Just last week, I had a conversation with a friend and fellow parent, who asked me if I sometimes worry about the world we have brought children into. “Of course,” I answered… for who couldn’t? I never regret having my son, even for an instant, but I wish I had more confidence in the world, and his future wellbeing. Our parents and grandparents used to push for their children’s lives to be better, and easier, than their own. Such an aspiration feels difficult right now, and I would settle for a life experience that just resembles the comfort of our generation’s.

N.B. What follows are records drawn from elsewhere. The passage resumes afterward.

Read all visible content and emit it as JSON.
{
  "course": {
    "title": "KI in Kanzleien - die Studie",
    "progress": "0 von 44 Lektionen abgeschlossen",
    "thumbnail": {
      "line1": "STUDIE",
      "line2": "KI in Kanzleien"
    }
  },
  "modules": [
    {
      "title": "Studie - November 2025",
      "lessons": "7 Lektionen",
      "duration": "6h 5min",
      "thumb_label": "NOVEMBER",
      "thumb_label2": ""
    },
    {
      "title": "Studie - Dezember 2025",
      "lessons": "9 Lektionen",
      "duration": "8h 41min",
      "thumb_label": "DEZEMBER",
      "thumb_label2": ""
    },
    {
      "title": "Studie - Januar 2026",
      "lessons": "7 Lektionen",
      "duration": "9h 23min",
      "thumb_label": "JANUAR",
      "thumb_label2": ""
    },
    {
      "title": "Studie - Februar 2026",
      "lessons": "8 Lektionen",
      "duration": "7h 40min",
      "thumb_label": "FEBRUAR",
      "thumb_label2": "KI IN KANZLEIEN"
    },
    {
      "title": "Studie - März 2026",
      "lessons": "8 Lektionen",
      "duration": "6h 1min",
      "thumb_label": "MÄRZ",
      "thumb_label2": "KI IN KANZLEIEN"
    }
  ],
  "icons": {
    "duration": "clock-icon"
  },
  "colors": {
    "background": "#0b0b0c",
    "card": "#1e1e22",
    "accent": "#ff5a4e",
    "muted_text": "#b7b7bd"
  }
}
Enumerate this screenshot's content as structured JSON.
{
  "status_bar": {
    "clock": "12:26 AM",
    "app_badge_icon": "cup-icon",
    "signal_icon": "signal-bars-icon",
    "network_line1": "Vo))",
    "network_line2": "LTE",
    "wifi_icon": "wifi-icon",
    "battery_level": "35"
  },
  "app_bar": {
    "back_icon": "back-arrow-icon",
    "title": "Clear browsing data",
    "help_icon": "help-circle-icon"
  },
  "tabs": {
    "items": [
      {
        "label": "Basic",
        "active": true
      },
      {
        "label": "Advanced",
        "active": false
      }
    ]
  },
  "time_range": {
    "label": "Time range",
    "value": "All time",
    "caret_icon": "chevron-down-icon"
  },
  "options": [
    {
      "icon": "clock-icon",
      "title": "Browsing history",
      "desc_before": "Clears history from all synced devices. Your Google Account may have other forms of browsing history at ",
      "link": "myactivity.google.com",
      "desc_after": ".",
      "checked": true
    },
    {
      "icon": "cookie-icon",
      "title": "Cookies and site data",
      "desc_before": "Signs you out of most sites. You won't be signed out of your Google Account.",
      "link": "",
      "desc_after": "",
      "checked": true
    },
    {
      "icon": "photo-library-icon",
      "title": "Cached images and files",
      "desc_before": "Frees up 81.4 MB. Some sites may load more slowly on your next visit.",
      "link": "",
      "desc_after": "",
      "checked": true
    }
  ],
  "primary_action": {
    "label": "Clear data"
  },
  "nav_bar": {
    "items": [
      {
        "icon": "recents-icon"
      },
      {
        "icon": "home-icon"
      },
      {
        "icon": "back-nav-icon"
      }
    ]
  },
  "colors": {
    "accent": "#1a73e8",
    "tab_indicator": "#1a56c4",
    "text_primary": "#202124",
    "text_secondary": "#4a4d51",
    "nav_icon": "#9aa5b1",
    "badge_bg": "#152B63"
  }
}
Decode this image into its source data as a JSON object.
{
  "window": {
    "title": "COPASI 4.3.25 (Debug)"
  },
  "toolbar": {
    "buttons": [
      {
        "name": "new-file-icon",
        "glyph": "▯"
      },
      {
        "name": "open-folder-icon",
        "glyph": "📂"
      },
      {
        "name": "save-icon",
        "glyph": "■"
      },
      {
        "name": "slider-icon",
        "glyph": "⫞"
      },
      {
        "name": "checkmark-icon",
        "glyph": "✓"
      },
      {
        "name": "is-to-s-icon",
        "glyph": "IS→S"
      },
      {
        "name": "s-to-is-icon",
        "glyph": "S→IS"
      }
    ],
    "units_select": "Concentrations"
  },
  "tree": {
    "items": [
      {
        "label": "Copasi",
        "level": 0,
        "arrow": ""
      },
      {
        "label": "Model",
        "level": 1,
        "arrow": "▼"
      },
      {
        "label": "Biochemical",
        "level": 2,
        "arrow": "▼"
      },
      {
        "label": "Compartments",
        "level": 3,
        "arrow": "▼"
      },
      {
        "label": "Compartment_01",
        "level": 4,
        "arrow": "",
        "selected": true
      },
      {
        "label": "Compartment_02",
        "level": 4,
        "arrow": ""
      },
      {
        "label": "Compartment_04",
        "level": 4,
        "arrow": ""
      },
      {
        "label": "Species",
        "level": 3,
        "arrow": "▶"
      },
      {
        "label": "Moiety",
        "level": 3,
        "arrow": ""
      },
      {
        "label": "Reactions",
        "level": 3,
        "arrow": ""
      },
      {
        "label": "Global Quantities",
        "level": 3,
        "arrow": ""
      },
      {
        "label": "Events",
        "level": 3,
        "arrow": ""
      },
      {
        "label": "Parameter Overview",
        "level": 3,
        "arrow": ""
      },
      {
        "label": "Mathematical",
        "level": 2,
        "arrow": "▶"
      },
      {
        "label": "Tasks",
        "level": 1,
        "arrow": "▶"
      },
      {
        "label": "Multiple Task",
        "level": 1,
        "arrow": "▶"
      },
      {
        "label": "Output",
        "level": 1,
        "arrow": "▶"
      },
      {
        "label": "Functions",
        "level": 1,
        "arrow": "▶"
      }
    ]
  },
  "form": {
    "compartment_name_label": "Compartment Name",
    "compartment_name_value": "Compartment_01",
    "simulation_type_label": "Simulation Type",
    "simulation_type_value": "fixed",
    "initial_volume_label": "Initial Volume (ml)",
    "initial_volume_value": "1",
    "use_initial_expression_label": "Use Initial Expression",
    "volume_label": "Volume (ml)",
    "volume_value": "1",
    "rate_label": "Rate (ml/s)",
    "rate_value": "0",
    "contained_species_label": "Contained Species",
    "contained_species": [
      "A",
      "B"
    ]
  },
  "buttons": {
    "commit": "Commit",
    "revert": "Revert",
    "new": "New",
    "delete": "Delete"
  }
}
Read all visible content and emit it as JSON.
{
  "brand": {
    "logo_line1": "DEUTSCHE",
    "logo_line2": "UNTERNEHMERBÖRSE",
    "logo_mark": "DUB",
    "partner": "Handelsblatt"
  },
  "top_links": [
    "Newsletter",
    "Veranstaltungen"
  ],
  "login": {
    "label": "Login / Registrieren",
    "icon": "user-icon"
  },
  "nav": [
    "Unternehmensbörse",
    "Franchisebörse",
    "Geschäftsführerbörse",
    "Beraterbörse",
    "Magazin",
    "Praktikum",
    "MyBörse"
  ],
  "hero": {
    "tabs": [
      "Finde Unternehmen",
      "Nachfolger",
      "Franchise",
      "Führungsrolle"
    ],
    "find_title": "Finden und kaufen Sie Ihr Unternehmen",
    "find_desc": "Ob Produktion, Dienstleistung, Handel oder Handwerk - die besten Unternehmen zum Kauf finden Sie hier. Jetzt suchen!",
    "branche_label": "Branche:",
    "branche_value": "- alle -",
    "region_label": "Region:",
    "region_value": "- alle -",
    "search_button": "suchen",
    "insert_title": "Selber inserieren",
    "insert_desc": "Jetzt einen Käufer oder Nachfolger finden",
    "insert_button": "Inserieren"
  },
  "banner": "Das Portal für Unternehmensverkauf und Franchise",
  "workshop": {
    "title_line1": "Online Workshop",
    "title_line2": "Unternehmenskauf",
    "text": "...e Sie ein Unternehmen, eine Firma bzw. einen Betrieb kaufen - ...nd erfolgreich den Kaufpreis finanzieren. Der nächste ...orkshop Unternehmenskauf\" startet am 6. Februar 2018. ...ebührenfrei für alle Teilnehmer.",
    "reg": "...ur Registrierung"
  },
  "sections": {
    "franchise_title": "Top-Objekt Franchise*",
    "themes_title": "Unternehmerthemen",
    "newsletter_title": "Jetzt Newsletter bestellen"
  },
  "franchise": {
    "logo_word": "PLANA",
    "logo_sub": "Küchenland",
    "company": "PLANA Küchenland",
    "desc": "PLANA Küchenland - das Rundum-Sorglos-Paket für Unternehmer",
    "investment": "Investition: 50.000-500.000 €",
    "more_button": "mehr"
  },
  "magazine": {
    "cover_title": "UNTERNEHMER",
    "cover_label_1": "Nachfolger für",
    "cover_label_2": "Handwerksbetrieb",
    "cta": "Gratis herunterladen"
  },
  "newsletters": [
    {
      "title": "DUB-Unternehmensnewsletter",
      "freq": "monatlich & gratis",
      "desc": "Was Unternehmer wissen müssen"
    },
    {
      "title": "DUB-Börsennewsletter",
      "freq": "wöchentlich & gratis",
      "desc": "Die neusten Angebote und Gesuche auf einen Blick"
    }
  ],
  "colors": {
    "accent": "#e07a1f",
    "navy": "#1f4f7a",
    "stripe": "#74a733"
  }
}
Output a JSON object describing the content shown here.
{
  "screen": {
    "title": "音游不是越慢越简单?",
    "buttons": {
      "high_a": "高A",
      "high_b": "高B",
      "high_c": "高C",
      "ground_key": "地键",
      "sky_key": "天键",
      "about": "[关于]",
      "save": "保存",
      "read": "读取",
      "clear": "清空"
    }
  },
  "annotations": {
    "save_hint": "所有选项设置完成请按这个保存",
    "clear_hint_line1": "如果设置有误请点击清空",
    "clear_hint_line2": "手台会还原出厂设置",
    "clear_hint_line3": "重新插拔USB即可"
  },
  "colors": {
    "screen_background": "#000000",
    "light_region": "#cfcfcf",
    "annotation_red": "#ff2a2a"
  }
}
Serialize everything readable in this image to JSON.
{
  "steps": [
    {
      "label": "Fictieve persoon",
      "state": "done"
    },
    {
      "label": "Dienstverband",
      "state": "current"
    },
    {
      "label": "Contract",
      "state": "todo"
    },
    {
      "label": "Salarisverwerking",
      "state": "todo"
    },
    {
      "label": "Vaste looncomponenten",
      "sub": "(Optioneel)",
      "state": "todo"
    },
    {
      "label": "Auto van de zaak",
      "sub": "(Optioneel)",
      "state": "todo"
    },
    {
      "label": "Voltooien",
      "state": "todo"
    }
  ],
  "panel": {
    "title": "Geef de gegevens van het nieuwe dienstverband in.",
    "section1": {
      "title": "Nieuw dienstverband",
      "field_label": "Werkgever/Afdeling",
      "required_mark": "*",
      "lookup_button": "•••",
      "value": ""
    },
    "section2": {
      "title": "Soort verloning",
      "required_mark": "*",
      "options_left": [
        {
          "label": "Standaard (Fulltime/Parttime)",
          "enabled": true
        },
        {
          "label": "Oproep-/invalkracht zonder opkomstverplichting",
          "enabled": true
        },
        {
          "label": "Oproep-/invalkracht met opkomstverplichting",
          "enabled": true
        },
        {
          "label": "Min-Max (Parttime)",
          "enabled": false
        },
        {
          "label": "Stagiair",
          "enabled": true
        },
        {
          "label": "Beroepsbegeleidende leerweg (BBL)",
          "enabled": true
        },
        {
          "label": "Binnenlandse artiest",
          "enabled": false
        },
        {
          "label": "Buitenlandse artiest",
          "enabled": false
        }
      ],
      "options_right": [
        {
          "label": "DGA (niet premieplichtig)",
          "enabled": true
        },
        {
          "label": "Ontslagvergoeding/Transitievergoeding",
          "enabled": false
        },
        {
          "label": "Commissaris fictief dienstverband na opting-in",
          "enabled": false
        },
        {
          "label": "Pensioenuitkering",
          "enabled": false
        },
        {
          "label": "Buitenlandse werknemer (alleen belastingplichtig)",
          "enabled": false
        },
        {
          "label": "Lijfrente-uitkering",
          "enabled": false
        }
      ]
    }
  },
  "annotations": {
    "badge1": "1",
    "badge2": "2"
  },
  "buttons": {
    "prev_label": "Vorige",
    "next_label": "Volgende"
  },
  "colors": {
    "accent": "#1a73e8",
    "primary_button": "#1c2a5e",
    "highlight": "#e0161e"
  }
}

On Daughter, North London-based producer, vocalist, and songwriter, Darkstates has created a beautifully heartfelt piece of emotionally impactful electronic music. His inspiration for the record comes from his experience of thinking about the trade-offs of bringing a child into the world, or choosing to forge a path alone out of concern for what their experience could be. The daughter of the song’s title is imaginary – the record sung to the child Darkstates has opted not to have. In his words:
‘I came up with this concept of writing a song to my imaginary daughter – if I had the opportunity to speak to her now, what would I say? I thought about her getting to adulthood and living on an uninhabitable planet. I would want to explain to her that I thought it was best not to bring her into the world, to protect her from all that. I guess it’s a sort of apology to her, really. I hope she would understand and forgive me.’
I find both this description, and the song itself, utterly heartbreaking. The sense of mourning in Daughter is palpable. The haunting vocal sings of warming seas, waste, and air pollution, filled with a sadness about a future potentially denied for all of us. Yet, it is the personal way Darkstates sings about these that resonates most strongly. The lines explicitly for an unborn child — ‘Take you home now, on my shoulders’, for example — that resonate with the most personal loss. That chorus of disastrous environmental impacts hits home precisely because it opens with the line, ‘Though I would have loved you, in the boiling seas’. It is a tribute that can’t help but feel devastating.
Underpinning the heartfelt vocal is a restrained, electronic production style that combines a nagging melodic, melancholic synth and subtle percussion. Darkstates creates a textural and cinematic feel, blending live instrumentation with analogue synths, creating the kind of genre-agnostic music Thom Yorke is known for.
I found Daughter deeply affecting. I may have made a different choice to Darkstates, but I feel and share that heartbreak all the same.